Nieprzypadkowo spotkanie z dziennikarzami szefowa sztabu Tomasza Latosa Paulina Wenderlich zorganizowała na terenie obiektu przy ul. Sportowej. – Jak tutaj wygląda od wielu lat, to wszyscy widzimy. Z informacji, które posiadam od działaczy klubowych i sympatyków żużla wynika, że stadion jest w opłakanym stanie i potrzebuje generalnego remontu – mówiła Wenderlich. Jako główne mankamenty wytyka niedostosowanie obiektu do potrzeb osób niepełnosprawnych czy przeciekający dach na trybunie głównej.
W jej opinii, proponowany przez ratusz remont obiektu Polonii to tylko prowizorka. Podczas konferencji pokazano na planszach to, w jaki sposób wyremontowano i wybudowano stadiony w Łodzi i Toruniu oraz jak ma wyglądać nowy obiekt żużlowy w Tarnowie. Przy okazji zaapelowała do Rafała Bruskiego: – Aby nie wydawał pieniędzy publicznych na niepotrzebne przebudowy i nie marnotrawił grosza publicznego. Chcę, by poważnie podszedł do tematu przebudowy stadionu i aby zaproponował coś z prawdziwego zdarzenia, bo na to Bydgoszcz zasługuje.
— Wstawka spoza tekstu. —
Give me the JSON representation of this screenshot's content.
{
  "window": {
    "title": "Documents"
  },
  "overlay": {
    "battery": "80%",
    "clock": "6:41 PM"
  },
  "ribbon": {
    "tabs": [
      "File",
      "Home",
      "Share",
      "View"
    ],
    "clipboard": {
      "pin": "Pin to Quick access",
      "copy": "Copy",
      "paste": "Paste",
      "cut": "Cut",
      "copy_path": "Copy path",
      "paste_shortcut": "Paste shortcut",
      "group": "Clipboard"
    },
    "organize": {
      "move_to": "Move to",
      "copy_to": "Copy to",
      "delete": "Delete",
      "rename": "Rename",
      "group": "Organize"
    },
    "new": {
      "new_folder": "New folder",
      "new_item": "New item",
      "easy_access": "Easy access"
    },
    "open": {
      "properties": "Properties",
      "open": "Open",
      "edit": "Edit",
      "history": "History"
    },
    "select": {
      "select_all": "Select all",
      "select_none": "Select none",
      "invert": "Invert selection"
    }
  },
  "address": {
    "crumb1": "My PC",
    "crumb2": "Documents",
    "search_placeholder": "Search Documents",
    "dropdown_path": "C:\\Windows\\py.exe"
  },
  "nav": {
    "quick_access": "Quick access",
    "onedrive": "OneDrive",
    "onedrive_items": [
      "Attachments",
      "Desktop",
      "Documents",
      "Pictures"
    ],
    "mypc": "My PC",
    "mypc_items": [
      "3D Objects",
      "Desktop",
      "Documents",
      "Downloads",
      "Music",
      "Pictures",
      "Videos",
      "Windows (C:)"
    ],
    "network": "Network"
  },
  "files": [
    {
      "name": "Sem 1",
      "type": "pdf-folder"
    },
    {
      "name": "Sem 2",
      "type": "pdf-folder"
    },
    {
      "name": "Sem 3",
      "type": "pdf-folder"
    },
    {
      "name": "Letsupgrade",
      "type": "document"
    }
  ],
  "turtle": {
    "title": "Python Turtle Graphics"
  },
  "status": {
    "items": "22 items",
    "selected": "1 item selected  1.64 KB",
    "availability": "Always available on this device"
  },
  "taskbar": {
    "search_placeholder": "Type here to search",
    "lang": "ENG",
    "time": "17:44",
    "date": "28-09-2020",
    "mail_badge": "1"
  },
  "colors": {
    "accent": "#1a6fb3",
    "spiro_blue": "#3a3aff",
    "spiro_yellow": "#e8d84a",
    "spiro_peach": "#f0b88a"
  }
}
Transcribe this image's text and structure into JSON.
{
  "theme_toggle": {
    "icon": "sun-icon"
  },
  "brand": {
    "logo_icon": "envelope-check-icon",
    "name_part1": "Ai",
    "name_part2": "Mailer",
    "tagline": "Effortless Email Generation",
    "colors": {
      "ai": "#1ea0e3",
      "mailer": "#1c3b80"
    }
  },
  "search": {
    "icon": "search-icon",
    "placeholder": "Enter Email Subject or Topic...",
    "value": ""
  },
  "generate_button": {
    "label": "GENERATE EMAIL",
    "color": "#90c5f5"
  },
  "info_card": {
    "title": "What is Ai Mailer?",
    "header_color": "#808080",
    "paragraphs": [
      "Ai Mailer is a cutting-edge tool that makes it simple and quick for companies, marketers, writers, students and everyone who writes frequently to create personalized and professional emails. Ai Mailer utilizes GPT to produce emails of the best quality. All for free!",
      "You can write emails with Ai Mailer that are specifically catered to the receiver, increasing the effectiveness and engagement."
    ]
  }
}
WSZYSTKO O KAMPANII W NASZYM SERWISIE – WYBORY 2018 BYDGOSZCZ
Zdaniem Wenderlich, na obiekcie potrzebne są nowe pomieszczenia w tym m.in. pod kątem muzeum żużla. – Być może takie pomieszczenie się tutaj przyda – przyznała. Kandydaci na radnych do sejmiku przypomnieli też konferencję z 2010 roku, na której również wystąpili Rafał Bruski i Jerzy Kanclerz. Wówczas padały już słowa, że Bydgoszcz może stracić organizację turniejów Grand Prix (stało się to po 2014 roku). Jednocześnie podczas środowego briefingu padła jasna deklaracja, że Polonia powinna powrócić do miasta. – Należy zastanowić się nad nową formułą funkcjonowania klubu. Tylko zaangażowanie miasta podniesie ten klub z kolan. Polonia musi wrócić w ręce miasta, będziemy o to zabiegali zarówno w radzie miejskiej, jak i sejmiku – zadeklarowała. Jednocześnie włodarzom miejskim oberwało się, że nie rozpoczęły się żadne prace na stadionie, a takowe były deklarowane po turnieju Asy dla Tomasza Golloba.
CZYTAJ WIĘCEJ: Radny PiS chce wstrzymania remontu stadionu Polonii. „Nie budujmy na tu i teraz”
Zapytaliśmy Wenderlich, czy poparłaby inicjatywę jednego z konkurentów. Paweł Skutecki (Kukiz’15) od wielu tygodni deklarował, że w Bydgoszczy powinien powstać wielki stadion dla motosportu. – Trzeba nam odważnych wizji i koncepcji. Jestem jak najbardziej za tym, żeby Bydgoszcz słynęła ze sportu – odpowiada szefowa sztabu Tomasza Latosa. W jej opinii, to ludzie związani z klubem oraz kibice powinni wypowiedzieć się, czy powinno się wyremontować ten stadion, czy też zbudować zupełnie nowy obiekt.